MODEL KEPEMIMPINAN PROFETIK NABI MUSA A.S


BAB I
PENDAHULUAN
A.    LATAR BELAKANG
     Bicara tentang kepemimpinan nabi merupakan suatu permasalahan topik  yang cukup menarik untuk dibahas. Pasalnya ada banyak hikmah yang dapat kita petik atau ditauladani berdasarkan kepemimpinan Nabi terdahulu yang telah terbukti kesuksesanya dalam menggandeng umat.
     Adapun Musa adalah seorang yang sangat lembut hatinya lebih dari setiap manusia yang ada di atas muka bumi Musa, merupakan salah satu tokoh besar dalam sejarah bangsa Israel.
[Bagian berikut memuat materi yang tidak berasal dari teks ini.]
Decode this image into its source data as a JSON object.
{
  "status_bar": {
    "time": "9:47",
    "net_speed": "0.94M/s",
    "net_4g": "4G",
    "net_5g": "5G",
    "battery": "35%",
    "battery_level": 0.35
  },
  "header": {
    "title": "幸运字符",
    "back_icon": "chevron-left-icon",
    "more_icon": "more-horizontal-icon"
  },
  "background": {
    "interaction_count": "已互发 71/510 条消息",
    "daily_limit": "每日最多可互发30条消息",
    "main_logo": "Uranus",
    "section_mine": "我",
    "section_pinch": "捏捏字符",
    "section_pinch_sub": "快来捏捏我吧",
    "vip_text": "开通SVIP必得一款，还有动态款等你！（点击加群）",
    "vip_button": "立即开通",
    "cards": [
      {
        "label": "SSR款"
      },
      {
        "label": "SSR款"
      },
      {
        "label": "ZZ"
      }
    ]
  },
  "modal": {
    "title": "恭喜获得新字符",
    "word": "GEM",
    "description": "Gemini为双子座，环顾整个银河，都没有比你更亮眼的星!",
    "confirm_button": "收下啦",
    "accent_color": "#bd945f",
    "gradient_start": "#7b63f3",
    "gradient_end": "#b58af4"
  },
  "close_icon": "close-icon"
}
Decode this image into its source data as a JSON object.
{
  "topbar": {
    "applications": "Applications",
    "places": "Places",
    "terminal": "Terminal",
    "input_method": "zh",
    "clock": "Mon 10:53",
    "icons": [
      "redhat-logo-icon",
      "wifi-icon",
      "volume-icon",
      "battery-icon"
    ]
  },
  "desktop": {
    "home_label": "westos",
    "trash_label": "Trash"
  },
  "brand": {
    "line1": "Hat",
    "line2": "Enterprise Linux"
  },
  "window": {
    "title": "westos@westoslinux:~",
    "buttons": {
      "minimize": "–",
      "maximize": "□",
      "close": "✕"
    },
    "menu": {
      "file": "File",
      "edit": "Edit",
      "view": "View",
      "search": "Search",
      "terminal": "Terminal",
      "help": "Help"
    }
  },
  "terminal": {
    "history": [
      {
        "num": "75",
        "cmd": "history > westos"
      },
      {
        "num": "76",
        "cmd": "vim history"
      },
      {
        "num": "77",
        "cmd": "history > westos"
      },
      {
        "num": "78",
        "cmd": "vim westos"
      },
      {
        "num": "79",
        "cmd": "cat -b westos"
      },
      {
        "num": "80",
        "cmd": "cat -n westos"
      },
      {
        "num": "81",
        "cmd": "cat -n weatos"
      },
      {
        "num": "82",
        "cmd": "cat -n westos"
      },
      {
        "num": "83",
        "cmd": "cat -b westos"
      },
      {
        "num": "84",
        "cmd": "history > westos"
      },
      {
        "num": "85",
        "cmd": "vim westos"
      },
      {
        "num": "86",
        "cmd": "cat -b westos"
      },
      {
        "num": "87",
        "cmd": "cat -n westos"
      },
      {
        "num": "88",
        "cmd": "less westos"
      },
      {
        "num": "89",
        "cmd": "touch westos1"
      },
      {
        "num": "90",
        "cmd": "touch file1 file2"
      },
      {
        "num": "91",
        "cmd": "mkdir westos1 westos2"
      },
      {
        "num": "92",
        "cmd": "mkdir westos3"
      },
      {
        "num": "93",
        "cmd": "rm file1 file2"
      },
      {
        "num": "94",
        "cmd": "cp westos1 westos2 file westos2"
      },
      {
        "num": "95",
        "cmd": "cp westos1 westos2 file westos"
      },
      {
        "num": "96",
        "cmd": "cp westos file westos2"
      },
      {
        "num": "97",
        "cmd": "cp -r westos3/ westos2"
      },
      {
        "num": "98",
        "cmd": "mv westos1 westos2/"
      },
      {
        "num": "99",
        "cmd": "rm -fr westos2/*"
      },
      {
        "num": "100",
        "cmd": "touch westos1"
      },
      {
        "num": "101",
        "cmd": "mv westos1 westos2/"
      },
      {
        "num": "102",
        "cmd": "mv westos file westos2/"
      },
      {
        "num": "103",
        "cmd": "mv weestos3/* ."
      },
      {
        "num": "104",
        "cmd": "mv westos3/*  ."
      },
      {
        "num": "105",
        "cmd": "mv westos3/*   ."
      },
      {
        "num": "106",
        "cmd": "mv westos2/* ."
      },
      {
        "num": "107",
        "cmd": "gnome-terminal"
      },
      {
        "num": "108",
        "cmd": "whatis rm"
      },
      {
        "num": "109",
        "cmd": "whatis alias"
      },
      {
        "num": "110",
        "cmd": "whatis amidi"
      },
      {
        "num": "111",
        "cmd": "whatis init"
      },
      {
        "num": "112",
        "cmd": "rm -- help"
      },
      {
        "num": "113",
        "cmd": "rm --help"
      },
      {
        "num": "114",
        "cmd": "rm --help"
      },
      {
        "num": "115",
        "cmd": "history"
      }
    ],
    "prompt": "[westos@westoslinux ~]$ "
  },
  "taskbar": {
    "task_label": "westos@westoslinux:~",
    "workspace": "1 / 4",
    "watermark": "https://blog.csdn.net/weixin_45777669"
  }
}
Ketokohan Musa tercacat mulai dari kelahirannya, kisah drama bagaimana bayi Musa diselamatkan dari rencana pembunuhan bayi oleh perintah Raja Firaun, kemudian Musa diangkat menjadi anak angkat Firaun, dibesarkan di istana Firaun,
     Dari uraian singkat ini Penulisan mencoba mengupas seperti apa model kepemimpinan Profetik Nabi Musa A.S
B.     RUMUSAN MASALAH

1.      Apakah Pengertian Kepemimpinan Profetik Nabi Musa A.S ?
2.      Bagaimana konsep Kepemimpinan Nabi Musa A.S ?
3.      Apa saja dimensi Kepemimpinan Nabi Musa A.S?

C.    TUJUAN PENULISAN

1.    Untuk memenuhi tugas kelompok pada mata kuliah Prophetik Leadership.
2.    Untuk mengetahui pengertian Kepemimpinan Profetik Nabi Musa A.S
3.    Untuk mengetahui konsep Kepemimpinan Nabi Musa A.S
4.    Untuk mengetahui dimensi Kepemimpinan Nabi Musa A.S


BAB II
PEMBAHASAN

A.         PENGERTIAN KEPEMIMPINAN PROFETIK NABI MUSA A.S

     Kepemimpinan Profetik adalah suatu ilmu dan seni karismatik dalam proses interaksi antara pemimpin dan yang dipimpin dalam sebuah kelompok atau organisasi yang mana pemimpin mampu menjadi panutan, menginspirasi, mengubah persepsi, struktur situasi pemikiran dan mampu mewujudkan harapan bawahannya sebagaimana para nabi dan rosul (Profetik).
     Kepemimpinan Profetik Nabi Musa – Masalah kepemimpinan (leadership) lebih besar cakupannya daripada masalah kekuasaan (rulership), sebagaimana pengaruh (influence) lebih luas jangkauannya daripada kekuasaan formal (power). Seorang pemimpin (the leader) tak harus menduduki jabatan tertentu untuk membuktikan kemampuannya dalam mengarahkan (to direct) orang-orang yang berada di bawah pengaruhnya untuk mencapai tujuan bersama. Sementara, seorang penguasa (the ruler) belum tentu mampu mengendalikan (to control) para pengikut yang dikuasainya secara formal. Kepemimpinan berkaitan dengan kualitas yang lebih sublim dibanding kekuasaan.
     Tak semua orang yang memiliki ambisi kekuasaan menyadari hakekat tersembunyi ini. Bahkan, seorang Nabi seperti Musa (Moses) mengalami suatu proses pembelajaran (learning process) yang panjang sebelum sampai pada puncak kesadaran akan pentingnya mencerna dan menerapkan nilai-nilai kepemimpinan (leadership values) yang luhur. Proses itu harus dilalui Musa bersama Sang Guru (The Teacher) yang bernama Khidir.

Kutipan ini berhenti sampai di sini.